Thoughts On Shelley And Byron
by
The poets, who forty years ago proclaimed their intention of working a revolution in English literature, and who have succeeded in their purpose, recommended especially a more simple and truthful view of nature. The established canons of poetry were to be discarded as artificial; as to the matter, the poet was to represent mere nature as he saw her; as to form, he was to be his own law. Freedom and nature were to be his watchwords.
No theory could be more in harmony with the spirit of the age, and the impulse which had been given to it by the burning words of Jean Jacques Rousseau. The school which arose expressed fairly the unrest and unruliness of the time, its weariness of artificial restraint and unmeaning laws, its craving after a nobler and a more earnest life, its sense of a glory and mystery in the physical universe, hidden from the poets of the two preceding centuries, and now revealed by science. So far all was hopeful. But it soon became apparent, that each poet’s practical success in carrying out the theory was, paradoxically enough, in inverse proportion to his belief in it; that those who like Wordsworth, Southey, and Keats, talked most about naturalness and freedom, and most openly reprobated the school of Pope, were, after all, least natural and least free; that the balance of those excellences inclined much more to those who, like Campbell, Rogers, Crabbe, and Moore, troubled their heads with no theories, but followed the best old models which they knew; and that the rightful sovereign of the new Parnassus, Lord Byron, protested against the new movement, while he followed it; upheld to the last the models which it was the fashion to decry, confessed to the last, in poetry as in morals, “Video meliora proboque, deteriora sequor,” and uttered again and again prophecies of the downfall of English poetry and English taste, which seem to be on the eve of realisation.

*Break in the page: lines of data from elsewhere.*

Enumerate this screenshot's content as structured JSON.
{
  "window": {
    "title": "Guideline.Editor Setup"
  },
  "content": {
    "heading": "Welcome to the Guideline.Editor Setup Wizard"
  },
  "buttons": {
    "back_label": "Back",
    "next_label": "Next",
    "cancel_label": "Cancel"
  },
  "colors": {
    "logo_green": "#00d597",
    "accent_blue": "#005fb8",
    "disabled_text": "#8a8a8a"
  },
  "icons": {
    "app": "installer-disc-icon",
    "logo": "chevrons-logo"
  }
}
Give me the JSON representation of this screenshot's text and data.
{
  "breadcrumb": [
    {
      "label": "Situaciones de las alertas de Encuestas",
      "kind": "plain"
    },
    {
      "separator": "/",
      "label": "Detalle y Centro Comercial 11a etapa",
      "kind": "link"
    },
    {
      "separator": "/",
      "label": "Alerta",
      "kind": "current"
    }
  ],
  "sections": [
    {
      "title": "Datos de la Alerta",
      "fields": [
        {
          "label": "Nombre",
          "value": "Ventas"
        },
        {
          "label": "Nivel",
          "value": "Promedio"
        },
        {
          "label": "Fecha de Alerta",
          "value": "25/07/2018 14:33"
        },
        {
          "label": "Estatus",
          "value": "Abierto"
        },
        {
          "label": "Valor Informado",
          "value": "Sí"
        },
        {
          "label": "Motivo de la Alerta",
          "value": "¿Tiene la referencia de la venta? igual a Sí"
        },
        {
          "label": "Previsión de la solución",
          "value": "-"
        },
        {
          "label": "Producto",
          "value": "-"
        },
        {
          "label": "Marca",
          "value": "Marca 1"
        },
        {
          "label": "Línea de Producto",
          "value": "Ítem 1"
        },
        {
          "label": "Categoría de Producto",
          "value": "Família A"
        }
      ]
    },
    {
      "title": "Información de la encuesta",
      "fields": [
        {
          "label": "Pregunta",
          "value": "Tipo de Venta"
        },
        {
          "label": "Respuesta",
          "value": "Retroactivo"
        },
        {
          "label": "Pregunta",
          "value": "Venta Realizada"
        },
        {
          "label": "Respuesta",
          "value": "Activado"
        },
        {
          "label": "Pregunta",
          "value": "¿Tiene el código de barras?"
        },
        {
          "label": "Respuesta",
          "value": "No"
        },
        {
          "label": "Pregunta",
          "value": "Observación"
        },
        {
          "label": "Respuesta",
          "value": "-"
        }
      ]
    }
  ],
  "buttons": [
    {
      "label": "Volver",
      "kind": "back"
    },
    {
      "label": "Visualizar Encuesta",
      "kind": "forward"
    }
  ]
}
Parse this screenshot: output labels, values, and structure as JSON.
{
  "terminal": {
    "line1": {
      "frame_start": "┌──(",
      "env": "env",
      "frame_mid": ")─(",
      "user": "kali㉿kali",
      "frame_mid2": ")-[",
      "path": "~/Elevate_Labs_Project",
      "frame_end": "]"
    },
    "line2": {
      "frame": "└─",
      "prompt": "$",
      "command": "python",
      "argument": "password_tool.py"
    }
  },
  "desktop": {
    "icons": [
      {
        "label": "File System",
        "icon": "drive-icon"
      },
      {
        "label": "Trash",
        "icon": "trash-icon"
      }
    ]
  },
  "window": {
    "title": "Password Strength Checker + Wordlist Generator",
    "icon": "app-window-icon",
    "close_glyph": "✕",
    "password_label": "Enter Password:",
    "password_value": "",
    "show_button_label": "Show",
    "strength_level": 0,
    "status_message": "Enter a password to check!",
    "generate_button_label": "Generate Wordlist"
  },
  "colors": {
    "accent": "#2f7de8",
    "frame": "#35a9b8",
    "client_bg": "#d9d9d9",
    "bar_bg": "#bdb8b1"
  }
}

Now no one will, we presume, be silly enough to say that humanity has gained nothing by all the very beautiful poetry which has been poured out on it during the last thirty years in England. Nevertheless, when we see poetry dying down among us year by year, although the age is becoming year by year more marvellous and inspiring, we have a right to look for some false principle in a school which has had so little enduring vitality, which seems now to be able to perpetuate nothing of itself but its vices.
The answer so easy twenty years ago, that the new poetry was spoiled by an influx of German bad taste, will hardly hold good now, except with a very few very ignorant people. It is now known, of course, that whatsoever quarrel Lessing, Schiller, and Goethe may have had with Pope, it was not on account of his being too severe an artist, but too loose a one; not for being too classical, but not classical enough; that English poets borrowed from them nothing but their most boyish and immature types of thought, and that these were reproduced, and laughed at here, while the men themselves were writing works of a purity, and loftiness, and completeness, unknown to the world–except in the writings of Milton–for nearly two centuries. This feature, however, of the new German poetry, was exactly the one which no English poet deigned to imitate, save Byron alone; on whom, accordingly, Goethe always looked with admiration and affection. But the rest went their way unheeding; and if they have defects, those defects are their own; for when they did copy the German taste, they, for the most part, deliberately chose the evil, and refused the good; and have their reward in a fame which we believe will prove itself a very short-lived one.